About the Diamond of Napoleon Buonaparte

about a diamond that ornamented the hilt of Napoleon's sword early in his career and which originally belonged to an Englishman who sold it to the famous Frenchman before his marriage to Josephine

THE NAPOLEON.

The Vague History of a Brilliant Gem--An Ornament of Napoleon's Sword Hilt.

Very little is known regarding this beautiful gem, whose history begins as abruptly as it terminates. Like one of those bright meteors, which in northern climes suddenly flash across the starry firmament to be presently extinguished in darkness, it makes its appearance in the British metropolis about the time of the French Revolution, and has already vanished out of sight almost before the close of the eighteenth century. Murray, who is almost our only authority for its brief but brilliant career, tells us that it belonged originally to Mr. Eliason (the same gentleman who sold the "Blue" diamond to Mr. Hope), of London. It was seen in his possession by a trust-worthy person, from whom Murray received the few particulars which he has recorded regarding its subsequent history. From this source we learn that it was purchased from Eliason for 8,000 pound by Napoleon Buonaparte, and by him worn in the hilt of his sword on the occasion of his wedding with the hapless Josephine Beauharnais, in 1796. Murray adds that "it was not a diamond of the first class," although it is known to have really been a very perfect stone.

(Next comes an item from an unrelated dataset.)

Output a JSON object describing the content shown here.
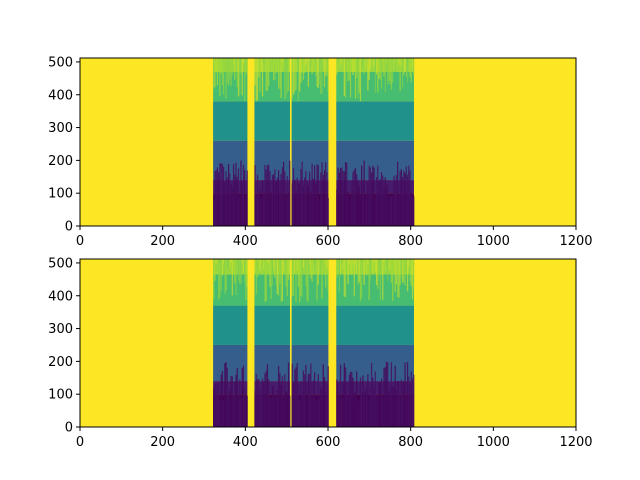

It is remarkable that at that early period of his career, when he was still only a distinguished general of the Republican forces, Napoleon had already amassed wealth enough to afford to spend 8,000 pound on a single gem. Still more remarkable is the fact that nothing more is heard of this diamond after it thus came into the possession of "le petit caporal." In the inventory of the crown jewels prepared by order of the emperor in 1810, there is no separate entry of any diamond of this size. It may possibly have been removed from the sword, and included in one or other of the numerous groups of brilliants contained in that collection. But in any case it must have been sold before Napoleon III. came to the throne, for the Empress Eugenie has assured us that she never saw it amongst the French crown treasures.